Performance, redraw behavior, and app lifetime

  • One view: egui is ideal for short-lived tools and overlays; “visual scripts” where rapid iteration matters more than polish.
  • Counterexamples: people report building complex apps (word processor, molecule viewers, plasmid editors) successfully with egui.
  • Redraw behavior is debated:
    • Some worry about constant re-rendering and idle CPU/GPU use.
    • Others clarify that with the common backend, egui only repaints on input or animations (“reactive” mode), with an opt‑in “continuous” mode; manual re-render triggering is possible but likened to “manual memory management.”
  • Concern from game developers about egui’s feature growth (multi-pass-ish layout, richer widgets) increasing overhead and technical debt, drifting from the original “<1% frame time overlay” goal.

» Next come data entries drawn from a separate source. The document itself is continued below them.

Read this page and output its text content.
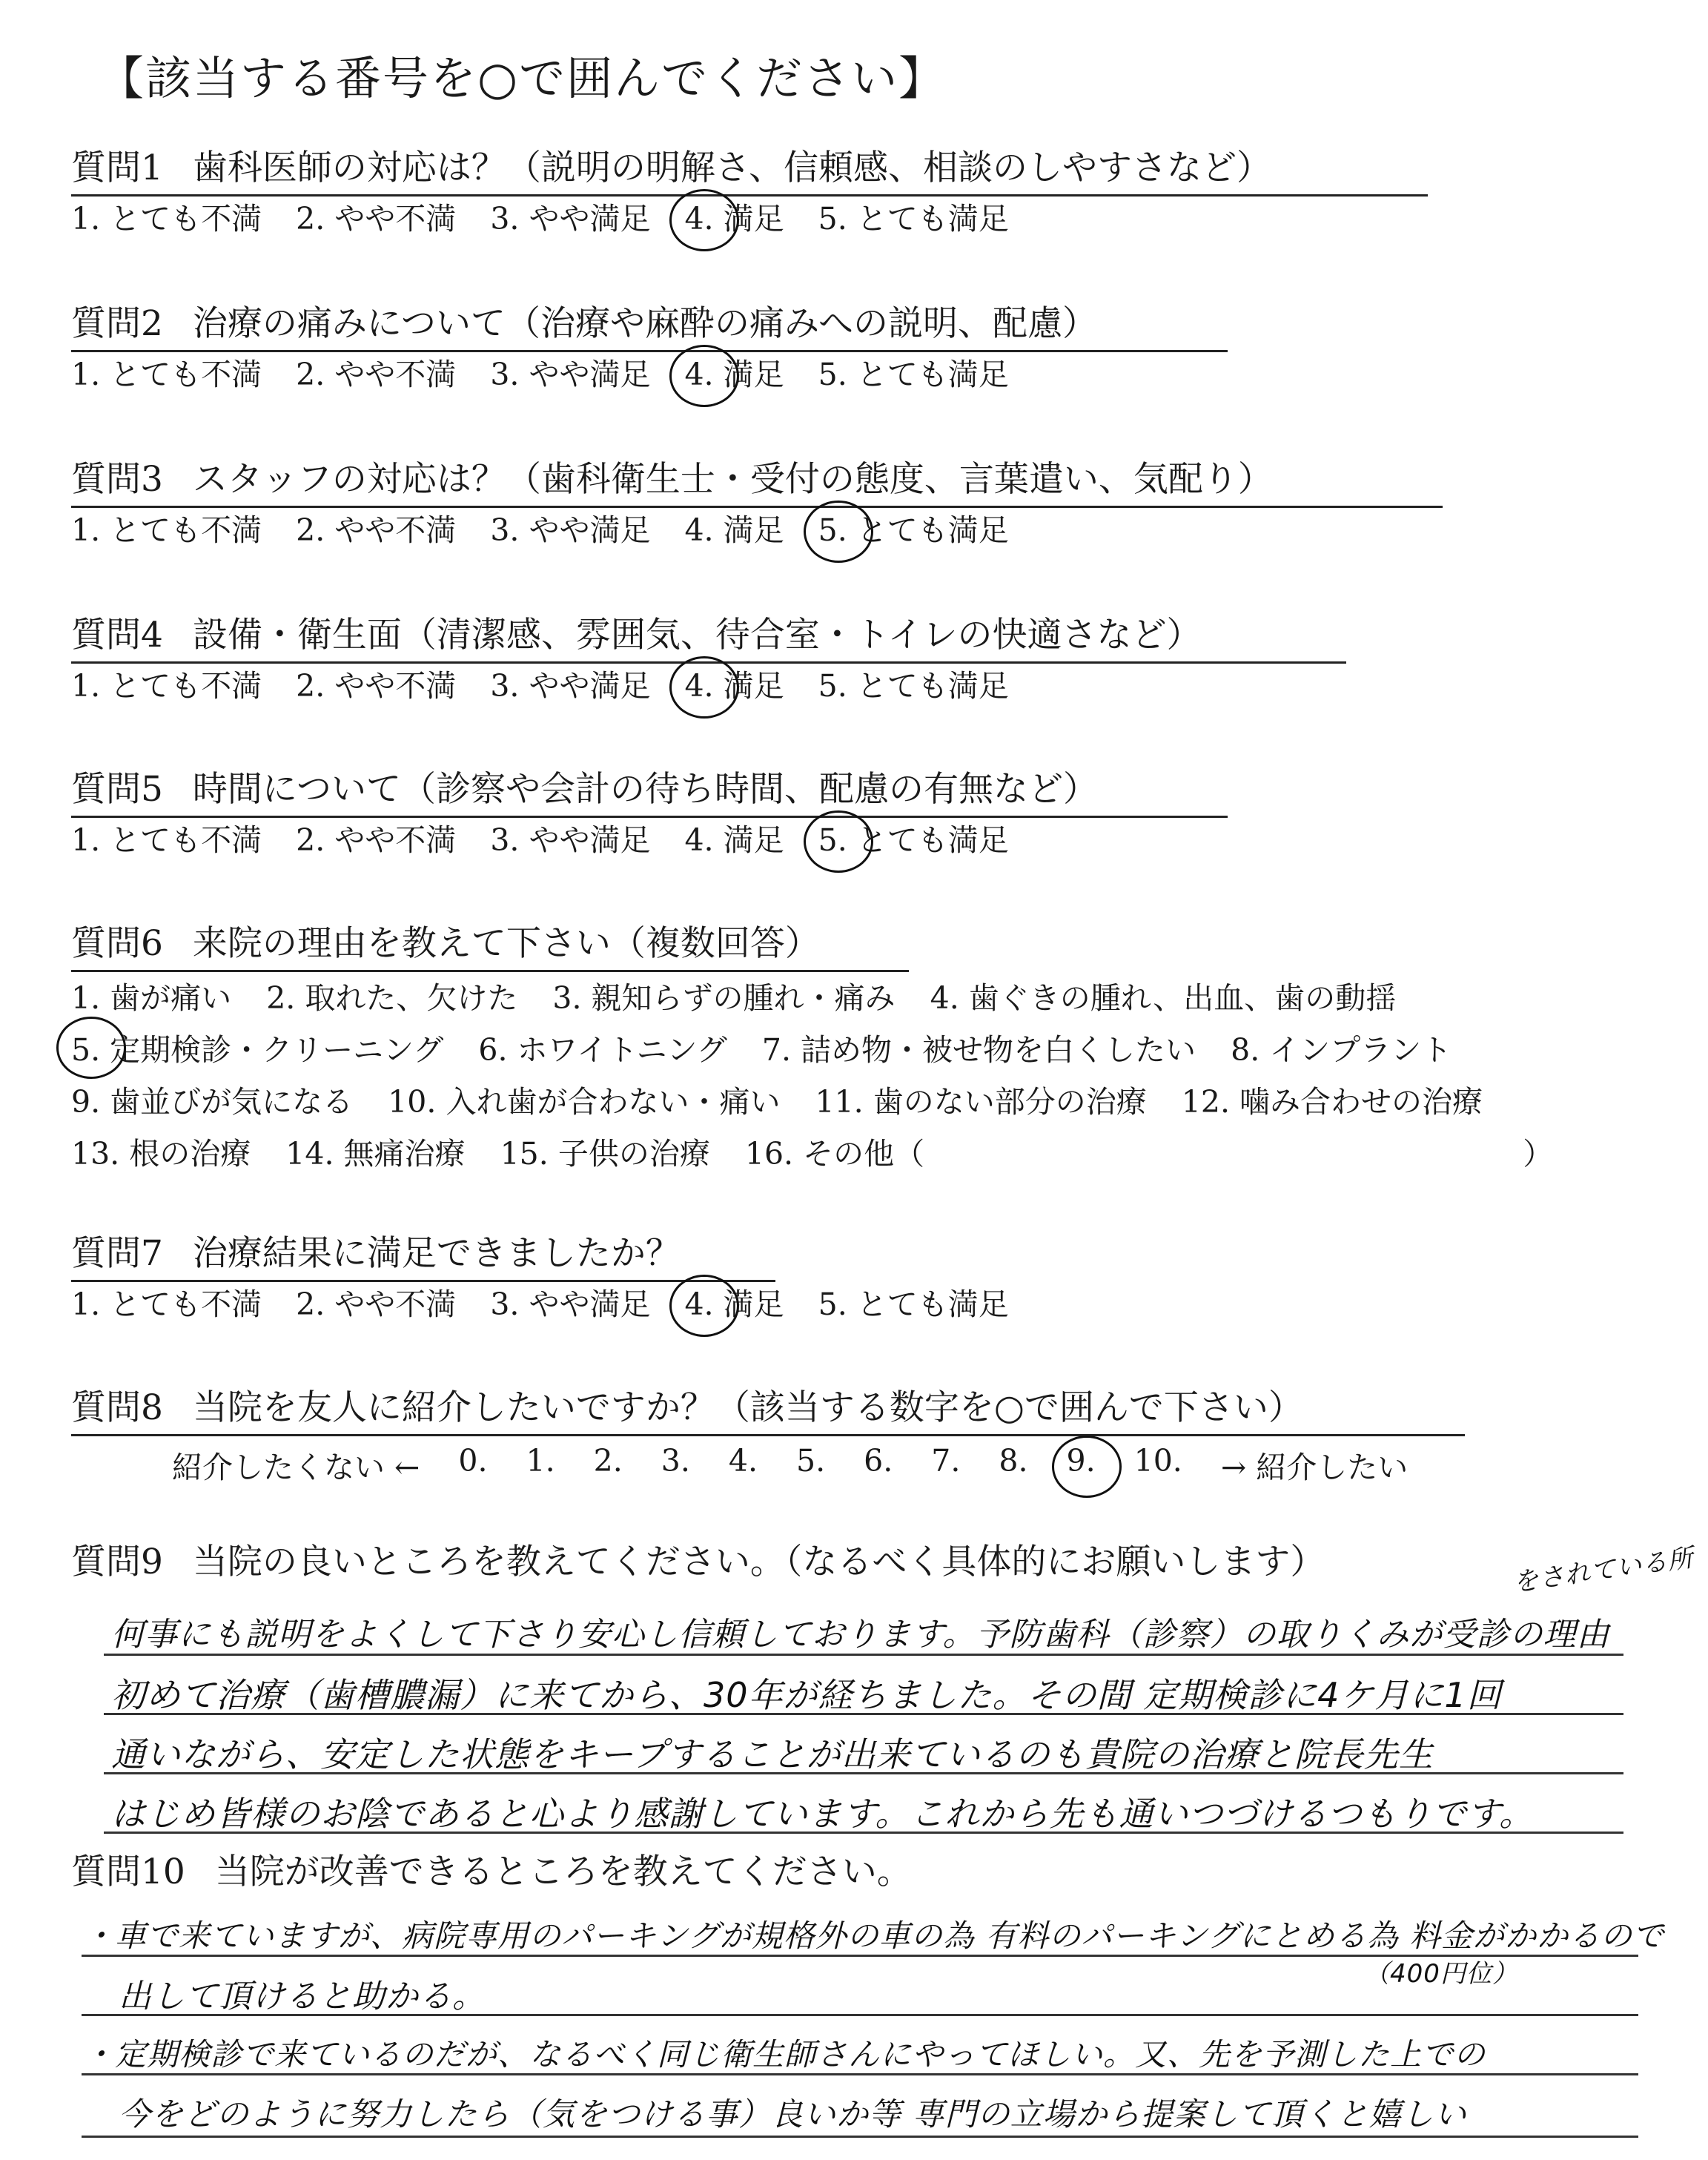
【該当する番号を○で囲んでください】
質問1 歯科医師の対応は？（説明の明解さ、信頼感、相談のしやすさなど）
1. とても不満 2. やや不満 3. やや満足 4. 満足 5. とても満足
質問2 治療の痛みについて（治療や麻酔の痛みへの説明、配慮）
1. とても不満 2. やや不満 3. やや満足 4. 満足 5. とても満足
質問3 スタッフの対応は？（歯科衛生士・受付の態度、言葉遣い、気配り）
1. とても不満 2. やや不満 3. やや満足 4. 満足 5. とても満足
質問4 設備・衛生面（清潔感、雰囲気、待合室・トイレの快適さなど）
1. とても不満 2. やや不満 3. やや満足 4. 満足 5. とても満足
質問5 時間について（診察や会計の待ち時間、配慮の有無など）
1. とても不満 2. やや不満 3. やや満足 4. 満足 5. とても満足
質問6 来院の理由を教えて下さい（複数回答）
1. 歯が痛い 2. 取れた、欠けた 3. 親知らずの腫れ・痛み 4. 歯ぐきの腫れ、出血、歯の動揺
5. 定期検診・クリーニング 6. ホワイトニング 7. 詰め物・被せ物を白くしたい 8. インプラント
9. 歯並びが気になる 10. 入れ歯が合わない・痛い 11. 歯のない部分の治療 12. 噛み合わせの治療
13. 根の治療 14. 無痛治療 15. 子供の治療 16. その他（	）
質問7 治療結果に満足できましたか？
1. とても不満 2. やや不満 3. やや満足 4. 満足 5. とても満足
質問8 当院を友人に紹介したいですか？（該当する数字を○で囲んで下さい）
紹介したくない ← 0. 1. 2. 3. 4. 5. 6. 7. 8. 9. 10. → 紹介したい
質問9 当院の良いところを教えてください。（なるべく具体的にお願いします）	をされている所
何事にも説明をよくして下さり安心し信頼しております。予防歯科（診察）の取りくみが受診の理由
初めて治療（歯槽膿漏）に来てから、30年が経ちました。その間 定期検診に4ケ月に1回
通いながら、安定した状態をキープすることが出来ているのも貴院の治療と院長先生
はじめ皆様のお陰であると心より感謝しています。これから先も通いつづけるつもりです。
質問10 当院が改善できるところを教えてください。
・車で来ていますが、病院専用のパーキングが規格外の車の為 有料のパーキングにとめる為 料金がかかるので
（400円位）
出して頂けると助かる。
・定期検診で来ているのだが、なるべく同じ衛生師さんにやってほしい。又、先を予測した上での
今をどのように努力したら（気をつける事）良いか等 専門の立場から提案して頂くと嬉しい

Flutter vs egui: complexity vs simplicity

  • Flutter is praised for robust, cross‑platform, single‑codebase UI and strong accessibility, but its state management ecosystem (setState, hooks, BLoC, etc.) is seen as complex with many pitfalls.
  • Some argue you effectively must become a state‑management expert in Flutter; with egui, state handling is more straightforward and often implicit.
  • Shipping Flutter+Rust via FFI is viewed as adding complexity (FFI types, glue code), which egui avoids by keeping everything in Rust.

WYSIWYG designers vs code-first UIs

  • Nostalgia for classic WYSIWYG tools (WinForms, Qt Designer, Visual Studio) and their speed for “ugly but functional” internal apps.
  • Critiques:
    • Hard-to-merge generated files, XML ugliness, difficulty with responsive layouts across devices.
    • Many modern stacks favor code for flexibility, maintainability, and better tooling.
  • Others insist WYSIWYG remains dominant where visual design matters (web builders, mobile, game engines) and suggest:
    • Live previews as a middle ground.
    • Stronger Figma‑to‑code pipelines.
    • Opportunity for AI‑assisted drag‑and‑drop UIs that generate layout/code.

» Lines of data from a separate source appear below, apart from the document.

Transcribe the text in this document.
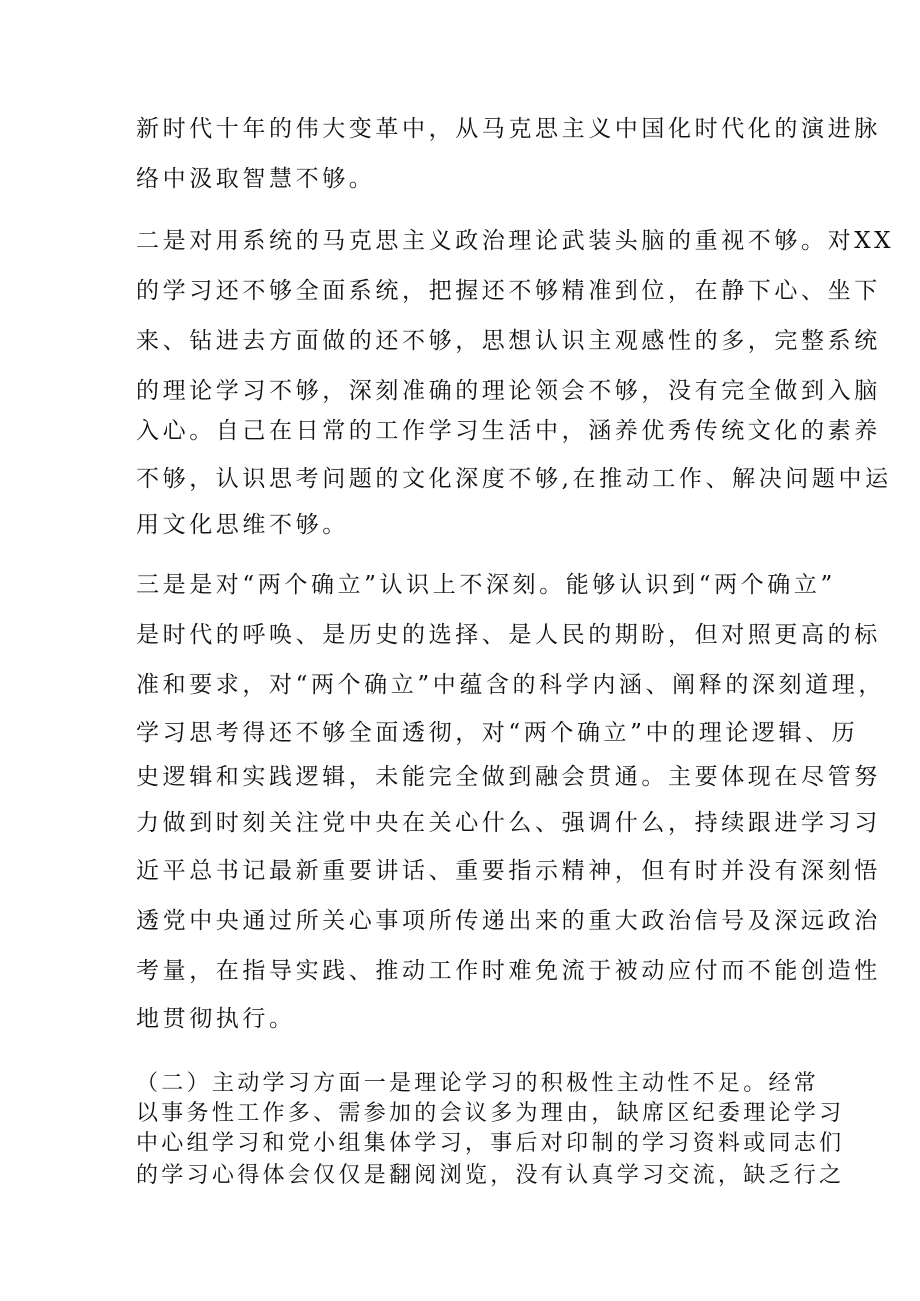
新时代十年的伟大变革中，从马克思主义中国化时代化的演进脉
络中汲取智慧不够。
二是对用系统的马克思主义政治理论武装头脑的重视不够。对XX
的学习还不够全面系统，把握还不够精准到位，在静下心、坐下
来、钻进去方面做的还不够，思想认识主观感性的多，完整系统
的理论学习不够，深刻准确的理论领会不够，没有完全做到入脑
入心。自己在日常的工作学习生活中，涵养优秀传统文化的素养
不够，认识思考问题的文化深度不够,在推动工作、解决问题中运
用文化思维不够。
三是是对“两个确立”认识上不深刻。能够认识到“两个确立”
是时代的呼唤、是历史的选择、是人民的期盼，但对照更高的标
准和要求，对“两个确立”中蕴含的科学内涵、阐释的深刻道理，
学习思考得还不够全面透彻，对“两个确立”中的理论逻辑、历
史逻辑和实践逻辑，未能完全做到融会贯通。主要体现在尽管努
力做到时刻关注党中央在关心什么、强调什么，持续跟进学习习
近平总书记最新重要讲话、重要指示精神，但有时并没有深刻悟
透党中央通过所关心事项所传递出来的重大政治信号及深远政治
考量，在指导实践、推动工作时难免流于被动应付而不能创造性
地贯彻执行。
（二）主动学习方面一是理论学习的积极性主动性不足。经常
以事务性工作多、需参加的会议多为理由，缺席区纪委理论学习
中心组学习和党小组集体学习，事后对印制的学习资料或同志们
的学习心得体会仅仅是翻阅浏览，没有认真学习交流，缺乏行之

Rust GUI ecosystem: alternatives and trade-offs

  • Slint: declarative DSL, live previews, embedded focus, aiming for native-looking widgets and including desktop staples like menu bars. Criticisms center on licensing (GPL3/credit/commercial), and some missing or hard‑to‑style widgets in earlier experiences.
  • iced: Elm‑style retained-mode GUI, considered mature and cross‑platform (desktop + WASM). Some users report laggy behavior on Linux, others say it’s very fast and not immediate‑mode; vsync settings can matter. Recently gained hot reloading.
  • gpui and Dioxus get positive mentions: gpui as an impressive new toolkit; Dioxus for a React‑like, full‑stack Rust approach with shared client/server code via rsx! macros and cfg features.
  • QML is praised as an elegant, reactive language for UIs; some note the main reason it’s less visible is industry’s move toward the web.

Other technical points

  • egui explicitly does not aim for a native look; Slint does.
  • Benefits of “one-language” apps (e.g., all in Rust with egui) are highlighted: unified tooling and debugging, no FFI boundary.
  • On the web, people exploring “IMGUI in the browser” note DOM/VDOM architectures don’t map cleanly to immediate mode; VDOM is seen as an extra indirection. Mithril.js is cited as “closer” (manual redraws) but still VDOM-based.
  • Several comments digress into using Protobuf/gRPC (or JSON/IPC) between Flutter and native backends to keep UI and business logic cleanly separated, with discussion of ports, security, and streaming performance.